Having explored the unnecessary complications of the British Imperial paper size system, let’s get up to date. Paper, at least in Europe and the UK – we will deal with the pesky Americans later – comes in what is known as the A-series of sizes. Office workers will be most familiar with the A3, the A4 and the A5 sizes, although the starting point is the A0. The A0 paper size is exactly I square metre in area, although its dimensions are 841 millimetres by 1,189 or, if you prefer, 33.1 inches by 46.8.
What underpins the A-series of paper sizes is that the height to width ratio of all the sizes is the square root of 2 or 1.4142 to 1, if you prefer. It was a German scientist and philosopher, Georg Christoph Lichtenberg, who first noticed in 1798 how useful exploiting a standard height to width ratio would be in dealing with paper. If you cut a piece of paper parallel to its shorter side to make two equal pieces, each of the resulting pieces would have the same height/width ratio of the square root of 2.
So the A1 size is half that of the A0 and is derived by halving the larger piece across its larger side. A2 is half the size of the A1 and so it continues – the A3 being half the A2, the A4 half of the A3 and the A5 half of the A4. You get the drift now with each size retaining that all important common height to width ratio. Clever, really. It was not until the 20th century that Lichtenberg’s observations were put into practical use, Dr Walter Portsmann creating a defined system of paper sizes, which were adopted in Germany in 1922 as the DIN standard.
The overpowering logic and convenience of the system meant that it was rapidly adopted elsewhere – even by the Brits in 1959 – and it became the internationally recognised standard by 1975. But what about B-series paper and C-series envelopes, I hear you cry. Well, not all of the many paper formats conform to the A-series and so the B deals with them but they are linked to the A-series. The B1 size is the geometric mean between the A0 and the A1 and so on and, of course, retaining the all-important height to width ratio of the square root of two. The C-series relates to envelopes and it is based on the geometric mean between the A and B-series of the same number. So that is why if you get a C4 envelope an unfolded A4 piece of paper fits in it like a glove.

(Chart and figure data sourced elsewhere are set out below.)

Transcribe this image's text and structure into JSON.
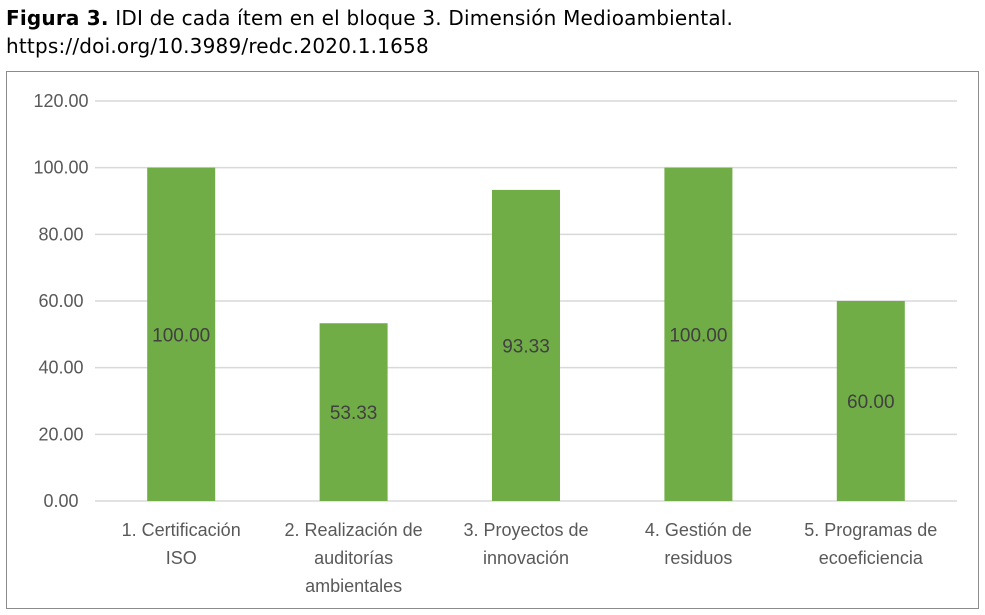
{
  "caption": {
    "label": "Figura 3.",
    "text": " IDI de cada ítem en el bloque 3. Dimensión Medioambiental.",
    "doi": "https://doi.org/10.3989/redc.2020.1.1658"
  },
  "chart_data": {
    "type": "bar",
    "categories": [
      [
        "1. Certificación",
        "ISO"
      ],
      [
        "2. Realización de",
        "auditorías",
        "ambientales"
      ],
      [
        "3. Proyectos de",
        "innovación"
      ],
      [
        "4. Gestión de",
        "residuos"
      ],
      [
        "5. Programas de",
        "ecoeficiencia"
      ]
    ],
    "values": [
      100.0,
      53.33,
      93.33,
      100.0,
      60.0
    ],
    "data_labels": [
      "100.00",
      "53.33",
      "93.33",
      "100.00",
      "60.00"
    ],
    "y_ticks": [
      "0.00",
      "20.00",
      "40.00",
      "60.00",
      "80.00",
      "100.00",
      "120.00"
    ],
    "ylim": [
      0,
      120
    ],
    "grid": true,
    "legend": "none",
    "colors": {
      "bar": "#70ad47",
      "grid": "#d9d9d9"
    }
  }
}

Adopting a more metric-based system of paper sizing encouraged the Brits to change the quantities in a quire and ream to 25 and 500 respectively which is why you now buy your computer paper in bundles of 500.
In the USA, Canada, Mexico and a few other countries, the ISO 216 standard has not been adopted and they use letter paper which at 8.5 inches by 11 is slightly wider and shorter than A4, legal which is 8.5 inches by 14 and Ledger or Tabloid which is 11 inches by 17. The letter size only became a recognised standard in the States in 1921, although, somewhat bizarrely, the US government didn’t adopt it until the early 1980s, adopting a size of 8 inches by 10.5 in the interim. Presumably, the increasing sharing of digital documents forced their hand. The major problem with the American system, aside from the inconvenience of sharing and printing documents between countries adopting the different standards, is that it does not have the standard height/width ratio and so switching from one size of paper to another can cause no end of formatting problems.
It will only be a question of time before they adopt the A-series, methinks.